The centre of Cambridge is accessible only to pedestrians and within the colleges there are virtually no vehicles. A good walking map of Cambridge is the most useful purchase you can make.
Where to walk
Most tourists arrive on tourist buses or coaches on Silver Street outside Darwin College. Most tourists then walk over Silver Street bridge and turn left onto King's Parade and walk north until they are outside King's College gatehouse. This route can be busy, tourists are harranged by touts trying to sell chauffeur punt rides and there can be road traffic on Silver Street so it is not always pleasant.
An alternative route that is safer, avoids traffic and takes you through trees is to stroll north from Darwin College through the Backs by the side of Queen's Road and then go through the back gate of King's College (if it is open to visitors) or to go a little further north to Garret Hostel Lane and take this pedestrian route, with bridge, into the centre of town. When in the wooded area of the Backs look out for an old, worn stone used for mounting horses - it is close to Queen's Road on a footpath and close to Clare College.

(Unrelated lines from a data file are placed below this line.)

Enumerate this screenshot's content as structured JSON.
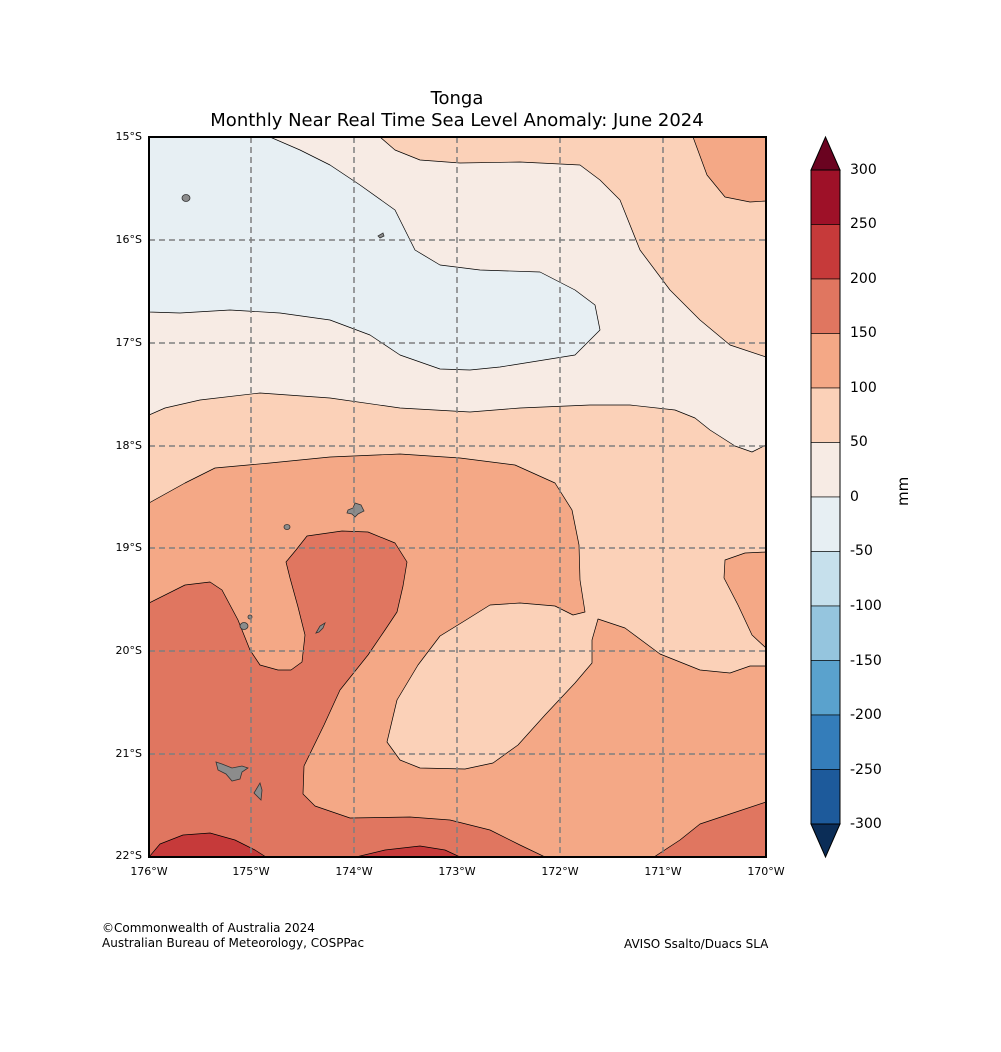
{
  "title": "Tonga",
  "subtitle": "Monthly Near Real Time Sea Level Anomaly: June 2024",
  "axes": {
    "lat_labels": [
      "15°S",
      "16°S",
      "17°S",
      "18°S",
      "19°S",
      "20°S",
      "21°S",
      "22°S"
    ],
    "lon_labels": [
      "176°W",
      "175°W",
      "174°W",
      "173°W",
      "172°W",
      "171°W",
      "170°W"
    ]
  },
  "colorbar": {
    "unit": "mm",
    "tick_labels": [
      "300",
      "250",
      "200",
      "150",
      "100",
      "50",
      "0",
      "-50",
      "-100",
      "-150",
      "-200",
      "-250",
      "-300"
    ],
    "colors_top_to_bottom": [
      "#9e1128",
      "#c63a3a",
      "#e07660",
      "#f4a886",
      "#fbd1b8",
      "#f7ebe4",
      "#e7eff3",
      "#c6e0ec",
      "#95c5de",
      "#5aa2cd",
      "#347dba",
      "#1d5a9b"
    ],
    "over_color": "#6a0320",
    "under_color": "#0b2d57"
  },
  "colors": {
    "land": "#8c8c8c",
    "grid": "#7f7f7f"
  },
  "credit": {
    "line1": "©Commonwealth of Australia 2024",
    "line2": "Australian Bureau of Meteorology, COSPPac"
  },
  "source": "AVISO Ssalto/Duacs SLA"
}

Some interesting facts about Cambridge
What to avoid in Cambridge
Postcards
There is a wide selection of postcards on sale in Cambridge. A personal recommendation goes for the cards produced by a Cambridge company called Cambridge Portfolio - the photographs are all beautiful views of Cambridge and must have been staged painstakingly. Cambridge Portfolio also makes calendars that are good gifts for Christmas.
Places to stay in Cambridge
The Cambridge Tourist Information Office can help you find accommodation in Cambridge - telephone +44 (0)1223 322640.
Restaurants
The quality of food supplied in Cambridge restaurants has improved greatly over the last 10 years so it should be possible to get something that satisfies. Prices are comparable to London.
Bookshops
Cambridge used to be over-provided with bookshops but recently numbers have fallen to a more manageable level.